DUKE, máximo favorito para la mayoría de la prensa especializada, presenta una extraña mezcla de dos líderes veteranos, el escolta tirador J.J. Redick y el potente pivot Shelden Williams, y una camada de jóvenes promisorios, entre los que destacan el ala-pívot Josh McRoberts, y el base Chris Paulus, todo un riesgo para Kryzewsky darle el timón de los prestigiosos Blue Devils a un freshman. Si los jóvenes rinden como prometen, sobre todo en una defensa que es fundamental en la estrategia de Coach K, en Durham puede haber fiesta una vez más.

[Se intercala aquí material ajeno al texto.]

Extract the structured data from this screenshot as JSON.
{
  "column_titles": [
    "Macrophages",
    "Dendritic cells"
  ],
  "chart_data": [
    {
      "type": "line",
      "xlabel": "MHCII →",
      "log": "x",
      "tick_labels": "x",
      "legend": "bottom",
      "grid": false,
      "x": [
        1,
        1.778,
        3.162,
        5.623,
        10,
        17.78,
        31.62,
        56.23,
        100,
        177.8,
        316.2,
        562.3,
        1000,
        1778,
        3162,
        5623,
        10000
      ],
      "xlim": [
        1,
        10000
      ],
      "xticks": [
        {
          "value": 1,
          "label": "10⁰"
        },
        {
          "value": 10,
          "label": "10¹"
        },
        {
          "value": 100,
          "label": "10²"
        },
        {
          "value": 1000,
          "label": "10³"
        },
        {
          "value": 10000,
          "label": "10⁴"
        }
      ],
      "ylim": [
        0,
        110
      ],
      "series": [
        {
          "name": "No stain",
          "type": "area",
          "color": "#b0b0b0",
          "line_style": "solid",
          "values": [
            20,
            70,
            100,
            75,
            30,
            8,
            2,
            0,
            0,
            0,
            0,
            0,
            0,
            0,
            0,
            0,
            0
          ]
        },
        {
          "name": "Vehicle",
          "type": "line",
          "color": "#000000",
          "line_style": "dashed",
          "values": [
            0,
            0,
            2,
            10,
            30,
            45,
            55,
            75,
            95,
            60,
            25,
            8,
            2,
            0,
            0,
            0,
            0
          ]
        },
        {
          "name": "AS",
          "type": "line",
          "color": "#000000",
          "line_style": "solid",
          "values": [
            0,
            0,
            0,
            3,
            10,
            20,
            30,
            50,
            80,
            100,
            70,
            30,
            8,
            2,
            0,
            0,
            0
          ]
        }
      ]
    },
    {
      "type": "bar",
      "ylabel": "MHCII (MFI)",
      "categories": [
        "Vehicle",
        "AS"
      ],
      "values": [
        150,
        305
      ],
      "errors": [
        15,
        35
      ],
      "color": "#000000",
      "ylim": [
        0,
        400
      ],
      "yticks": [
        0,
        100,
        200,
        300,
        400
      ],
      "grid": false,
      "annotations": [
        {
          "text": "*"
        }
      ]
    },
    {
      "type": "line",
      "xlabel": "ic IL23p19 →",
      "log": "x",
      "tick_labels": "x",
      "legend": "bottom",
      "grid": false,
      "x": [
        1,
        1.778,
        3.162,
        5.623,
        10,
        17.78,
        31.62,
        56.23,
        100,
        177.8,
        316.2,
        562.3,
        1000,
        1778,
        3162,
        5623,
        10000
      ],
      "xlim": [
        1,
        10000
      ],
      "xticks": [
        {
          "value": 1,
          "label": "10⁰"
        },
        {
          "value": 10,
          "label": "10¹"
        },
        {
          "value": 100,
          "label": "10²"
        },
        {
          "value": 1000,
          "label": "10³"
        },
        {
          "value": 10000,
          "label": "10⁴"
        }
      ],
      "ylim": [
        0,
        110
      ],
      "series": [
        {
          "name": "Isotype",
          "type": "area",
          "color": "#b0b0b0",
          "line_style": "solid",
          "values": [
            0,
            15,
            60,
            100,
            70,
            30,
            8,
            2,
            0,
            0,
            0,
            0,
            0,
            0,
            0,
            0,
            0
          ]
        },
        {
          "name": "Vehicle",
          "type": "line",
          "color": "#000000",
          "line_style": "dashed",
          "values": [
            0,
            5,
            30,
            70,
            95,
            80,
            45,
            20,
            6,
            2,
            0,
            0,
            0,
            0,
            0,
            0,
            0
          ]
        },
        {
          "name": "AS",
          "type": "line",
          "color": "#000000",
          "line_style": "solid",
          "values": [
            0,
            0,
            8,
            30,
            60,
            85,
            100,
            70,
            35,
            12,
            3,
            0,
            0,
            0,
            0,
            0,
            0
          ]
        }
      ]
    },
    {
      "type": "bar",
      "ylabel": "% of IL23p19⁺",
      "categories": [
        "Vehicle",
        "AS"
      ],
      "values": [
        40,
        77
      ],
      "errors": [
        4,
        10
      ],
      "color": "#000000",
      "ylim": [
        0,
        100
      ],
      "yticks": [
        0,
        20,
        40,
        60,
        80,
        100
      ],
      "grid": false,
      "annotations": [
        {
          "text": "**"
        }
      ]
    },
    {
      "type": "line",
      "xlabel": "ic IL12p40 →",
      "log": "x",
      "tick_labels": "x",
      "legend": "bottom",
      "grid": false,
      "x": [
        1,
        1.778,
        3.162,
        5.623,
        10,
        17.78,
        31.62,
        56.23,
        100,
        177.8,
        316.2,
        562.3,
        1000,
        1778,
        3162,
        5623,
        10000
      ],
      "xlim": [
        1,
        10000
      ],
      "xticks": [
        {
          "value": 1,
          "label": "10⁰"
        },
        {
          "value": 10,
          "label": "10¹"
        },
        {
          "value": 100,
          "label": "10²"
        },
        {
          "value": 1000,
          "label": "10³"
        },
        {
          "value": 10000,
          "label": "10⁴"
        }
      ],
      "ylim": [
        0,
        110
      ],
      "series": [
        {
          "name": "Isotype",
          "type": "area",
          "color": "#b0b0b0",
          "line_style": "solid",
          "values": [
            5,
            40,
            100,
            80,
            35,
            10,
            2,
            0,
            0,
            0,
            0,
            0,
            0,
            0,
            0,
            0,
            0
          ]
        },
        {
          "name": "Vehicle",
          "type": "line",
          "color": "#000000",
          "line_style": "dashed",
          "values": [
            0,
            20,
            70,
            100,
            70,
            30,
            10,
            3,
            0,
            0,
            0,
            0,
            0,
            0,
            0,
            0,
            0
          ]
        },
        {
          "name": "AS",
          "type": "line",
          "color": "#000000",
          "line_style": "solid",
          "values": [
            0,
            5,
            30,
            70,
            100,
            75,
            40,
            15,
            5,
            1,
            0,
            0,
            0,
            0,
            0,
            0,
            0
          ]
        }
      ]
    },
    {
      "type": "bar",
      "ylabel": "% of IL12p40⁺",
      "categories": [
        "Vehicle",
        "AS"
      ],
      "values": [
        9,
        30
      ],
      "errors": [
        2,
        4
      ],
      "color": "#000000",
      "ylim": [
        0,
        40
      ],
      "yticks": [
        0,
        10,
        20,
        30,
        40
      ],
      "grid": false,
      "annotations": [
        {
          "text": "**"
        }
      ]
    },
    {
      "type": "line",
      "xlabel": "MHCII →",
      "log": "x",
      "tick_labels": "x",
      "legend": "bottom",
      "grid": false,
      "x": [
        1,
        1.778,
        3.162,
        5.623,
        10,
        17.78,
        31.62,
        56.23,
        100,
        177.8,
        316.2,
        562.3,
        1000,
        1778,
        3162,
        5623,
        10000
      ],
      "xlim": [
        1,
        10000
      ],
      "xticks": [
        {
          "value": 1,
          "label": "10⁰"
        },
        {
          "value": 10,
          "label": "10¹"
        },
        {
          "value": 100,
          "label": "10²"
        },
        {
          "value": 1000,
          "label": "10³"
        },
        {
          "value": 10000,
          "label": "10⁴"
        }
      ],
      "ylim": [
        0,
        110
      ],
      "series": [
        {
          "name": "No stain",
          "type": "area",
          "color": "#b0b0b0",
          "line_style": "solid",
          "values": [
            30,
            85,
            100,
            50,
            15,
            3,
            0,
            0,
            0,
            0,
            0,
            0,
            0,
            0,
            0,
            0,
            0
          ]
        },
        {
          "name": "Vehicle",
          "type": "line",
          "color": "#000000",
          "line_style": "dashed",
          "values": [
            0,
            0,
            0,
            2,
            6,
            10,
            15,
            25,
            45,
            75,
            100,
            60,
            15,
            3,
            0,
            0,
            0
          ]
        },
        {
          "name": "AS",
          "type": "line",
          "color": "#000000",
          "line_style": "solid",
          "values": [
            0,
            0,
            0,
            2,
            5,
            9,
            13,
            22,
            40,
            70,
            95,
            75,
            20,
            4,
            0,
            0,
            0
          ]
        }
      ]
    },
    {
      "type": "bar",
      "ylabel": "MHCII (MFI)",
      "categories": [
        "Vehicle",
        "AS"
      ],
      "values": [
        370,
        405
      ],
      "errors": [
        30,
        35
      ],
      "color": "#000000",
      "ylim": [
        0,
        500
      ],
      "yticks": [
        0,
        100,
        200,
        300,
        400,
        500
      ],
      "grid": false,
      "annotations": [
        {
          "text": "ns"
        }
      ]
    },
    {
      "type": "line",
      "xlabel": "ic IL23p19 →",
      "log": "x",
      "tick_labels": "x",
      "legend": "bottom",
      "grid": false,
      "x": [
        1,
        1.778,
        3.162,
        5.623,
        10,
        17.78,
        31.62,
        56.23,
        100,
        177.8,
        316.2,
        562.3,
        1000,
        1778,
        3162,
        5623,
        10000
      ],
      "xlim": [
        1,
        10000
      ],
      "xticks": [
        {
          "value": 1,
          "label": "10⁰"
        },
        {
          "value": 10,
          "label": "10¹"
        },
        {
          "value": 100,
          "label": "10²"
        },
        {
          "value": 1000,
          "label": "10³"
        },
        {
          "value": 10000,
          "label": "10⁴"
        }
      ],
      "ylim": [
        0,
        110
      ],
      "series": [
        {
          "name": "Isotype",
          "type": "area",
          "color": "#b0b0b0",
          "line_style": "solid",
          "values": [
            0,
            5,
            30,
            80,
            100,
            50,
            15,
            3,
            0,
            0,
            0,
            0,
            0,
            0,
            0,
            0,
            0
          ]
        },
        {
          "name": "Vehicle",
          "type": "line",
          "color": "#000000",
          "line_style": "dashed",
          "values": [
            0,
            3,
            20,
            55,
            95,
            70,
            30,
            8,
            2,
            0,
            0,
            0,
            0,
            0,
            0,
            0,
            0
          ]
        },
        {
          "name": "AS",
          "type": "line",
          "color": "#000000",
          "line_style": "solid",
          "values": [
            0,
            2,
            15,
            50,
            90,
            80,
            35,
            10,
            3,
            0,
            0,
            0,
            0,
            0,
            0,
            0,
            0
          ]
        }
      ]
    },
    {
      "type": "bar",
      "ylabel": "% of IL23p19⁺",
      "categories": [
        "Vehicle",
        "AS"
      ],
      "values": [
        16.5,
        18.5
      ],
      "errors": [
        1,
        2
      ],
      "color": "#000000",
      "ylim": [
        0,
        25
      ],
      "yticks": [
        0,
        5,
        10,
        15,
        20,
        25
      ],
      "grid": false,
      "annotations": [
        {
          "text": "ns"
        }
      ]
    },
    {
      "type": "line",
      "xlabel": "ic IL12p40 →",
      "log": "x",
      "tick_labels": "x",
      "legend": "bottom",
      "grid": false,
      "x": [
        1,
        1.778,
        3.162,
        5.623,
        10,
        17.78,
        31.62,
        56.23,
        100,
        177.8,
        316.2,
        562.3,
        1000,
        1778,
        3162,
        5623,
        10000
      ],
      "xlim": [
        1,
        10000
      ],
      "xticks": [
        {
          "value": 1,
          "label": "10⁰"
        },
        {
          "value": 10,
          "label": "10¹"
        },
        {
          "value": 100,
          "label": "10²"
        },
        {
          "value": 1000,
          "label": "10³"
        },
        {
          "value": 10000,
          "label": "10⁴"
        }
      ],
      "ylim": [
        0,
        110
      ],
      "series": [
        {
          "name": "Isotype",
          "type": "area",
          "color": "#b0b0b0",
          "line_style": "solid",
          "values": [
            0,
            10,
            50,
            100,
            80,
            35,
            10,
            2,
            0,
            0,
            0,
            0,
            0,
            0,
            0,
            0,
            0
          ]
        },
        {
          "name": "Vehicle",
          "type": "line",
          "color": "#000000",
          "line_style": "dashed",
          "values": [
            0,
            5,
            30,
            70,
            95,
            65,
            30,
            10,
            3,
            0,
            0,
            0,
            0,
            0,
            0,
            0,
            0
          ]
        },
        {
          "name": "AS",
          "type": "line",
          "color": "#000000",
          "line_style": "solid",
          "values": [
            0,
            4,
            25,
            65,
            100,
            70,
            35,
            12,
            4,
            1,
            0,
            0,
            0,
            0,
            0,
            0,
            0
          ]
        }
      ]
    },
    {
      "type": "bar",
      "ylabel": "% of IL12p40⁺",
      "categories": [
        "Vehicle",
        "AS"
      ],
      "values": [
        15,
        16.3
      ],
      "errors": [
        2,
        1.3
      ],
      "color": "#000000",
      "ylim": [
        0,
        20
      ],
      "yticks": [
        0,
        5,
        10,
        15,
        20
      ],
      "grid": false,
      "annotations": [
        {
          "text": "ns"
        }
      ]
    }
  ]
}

Tras su cabalgada en el Torneo Final del año pasado, MICHIGAN STATE retorna con ganas de reeditar el título que los Cleaves, Bell y cía consiguieran hace 4 años. Tom Izzo, mejor porcentaje de victorias en The big dance, tiene una plantilla de grandes atletas con talento, pero corta, en la que gente como Drew Naymick o Matt Trannon deberán dar un paso adelante para acompañar a los consolidados Maurice Ager, Shannon Brown y un Paul Davis que no acaba de ser el dominador que tantos esperaban. Se necesita cabeza en este equipo, y el irregular Drew Neitzel, plantea dudas al respecto.

Tras este grupo de favoritos, hay una serie de colleges que aspiran a colarse en la fiesta, algo que el sistema de competición y la naturaleza contingente de este deporte, permiten con más facilidad que en otros, pero que no acaban de mostrar un equilibrio que permita darles la condición de favorito.

Y así, podemos clasificarlos en tres grupos :

A) Fuertes por dentro, débiles por fuera. Son los casos de Oklahoma (devastada por los transfers de su backcourt, pero con un juego interior de campanillas, con ese poderoso Taj Gray a la cabeza) Alabama (otro juego interior temible, con la incorporación del novato Richard Hendrix del que se habla y no para como un nuevo Wayman Tisdale) LSU (que con un base como Tack Minor no puede llegar muy lejos, a pesar de ese fenómeno, de la naturaleza también, llamado Glenn Davis y sus 310 libras).
B) Demasiado jóvenes. Aquí destaca Kansas (con una recruiting class de campanillas coronada por la reciente llegada del escolta Brandon Rush, del que se dice es el mejor de la saga), Oklahoma St. ( a la que solo le queda JamesOn Curry del esplendor pasado, pero que incorpora a talentazos como el base Byron Eaton, el alero Keith Brumbaugh y el juco pívot Mario Boggan, ex Gator), y la propia Florida (con un semillero fascinante de atletas, los Corey Brewer, Al Horford y cía., que no se sabe como acabarán).
C) Quiero y no puedo. Se trata de equipos sólidos, veteranos, que no tienen grandes defectos, pero quizá vayan justos en el apartado del talento y/o tradición, como Boston College (overachievers el año pasado con su pareja Craigh Smith y Jared Dudley), Iowa State (otro que incorpora muchos jóvenes y tiene un perímetro contrastado con Will Blalock y Curtis Stinson) y Gonzaga (que espera que Adam Morrison, el último nuevo Bird, sea el Moisés que los lleve a la Tierra Prometida).

En cualquier caso, como se pudo ver en el torneo final del año pasado, nos encontramos ante uno de los más grandes espectáculos del deporte americano y mundial, plagado de colorido, emociones, sorpresas y dramas, y que a los aficionados al baloncesto nos hace recordar ese basquet intenso e imperfecto que, a menudo echamos de menos.

CONTESTACION A KOMAZEK, pues esos y muchos más desde KYLE KORVER a PAT GARRITY, pasando por gente como LUKE RECKER o SAM OKEY, chicos blancos del corazón de América.